History plays a vibrant part in our school curriculum because it is very popular with all our pupils. We aim to inspire their curiosity so that our pupils are actively involved in their learning. Our curriculum provides our pupils with a chronologically secure knowledge and understanding of Britain’s past and that of the wider world. We want them to develop a clear historical perspective so that they can piece together their growing knowledge and fit it into different contexts. In this way they learn to appreciate how people and events in the past have shaped the way that we live now. Our history curriculum is further enriched through regular opportunities for all of our pupils to visit museums and sites of historical significance and to take part in workshops led by specialised visitors to our school.

At Key Stage 1 we value the importance of stories in our history teaching.

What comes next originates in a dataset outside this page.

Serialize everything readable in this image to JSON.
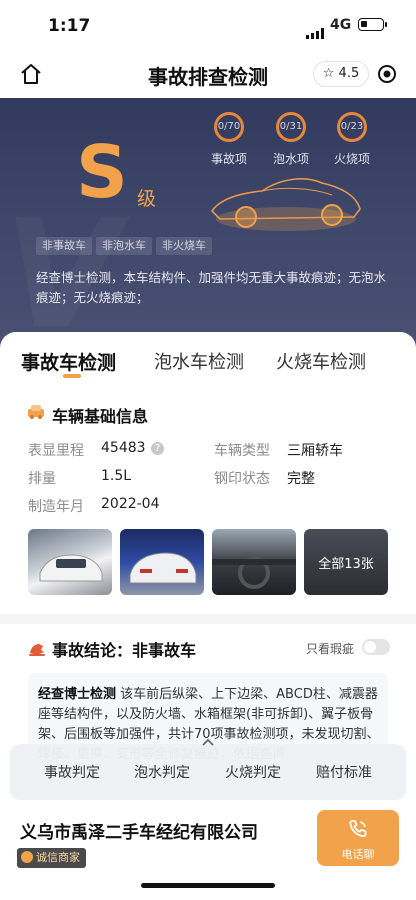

Pupils listen and respond to stories and use sources of information to help them ask and answer questions. They learn how the past is different from the present.  Our pupils handle artefacts and pictures so that they begin to build a visual memory bank of the past and use simple historical words and phrases.

At Key Stage 2, as our pupils continue to build their knowledge and understanding of the past, they also learn to become more critical thinkers. They learn that the past can be represented and interpreted in different ways and so they develop their ability to investigate and reflect on different versions of events. They confidently begin to pose and investigate their own questions about the past and they share their ideas in many creative ways including writing, art, drama and ICT.

A high-quality history education will help the pupils at Christ Church gain a coherent knowledge and understanding of Britain’s past and that of the wider world.  It should inspire our  pupils’ curiosity to know more about the past.  Teaching should equip our pupils to ask perceptive questions, think critically, weigh evidence, sift arguments, and develop perspective and judgement.  History helps our pupils to understand the complexity of people’s lives, the process of change, the diversity of societies and relationships between different groups, as well as their own identity and the challenges of their time.


The National Curriculum for history aims to ensure that all pupils:

  • know and understand the history of these islands as a coherent, chronological narrative, from the earliest times to the present day: how people’s lives have shaped this nation and how Britain has influenced and been influenced by the wider world
  • know and understand significant aspects of the history of the wider world: the nature of ancient civilisations; the expansion and dissolution of empires; characteristic features of past non-European societies; achievements and follies of mankind
  • gain and deploy a historically-grounded understanding of abstract terms such as empire, civilisation, parliament and peasantry
  • understand historical concepts such as continuity and change, cause and consequence, similarity, difference and significance and use them to make connections, draw contrasts, analyse trends, frame historically-vaild questions and create their own structured accounts, including written narriatives and analyses
  • understanding the methods of historical enquiry, including how evidence is used rigorously to make historical claims, and discern how and why contrasting arguements and interpretations of the past have been constructed
  • gain historical perspective by placing their growing knowledge into different contexts, understanding the connections between local, regional, national and international history; between cultural, economic, military, political, religious and social history; and between short- and long-term timescales.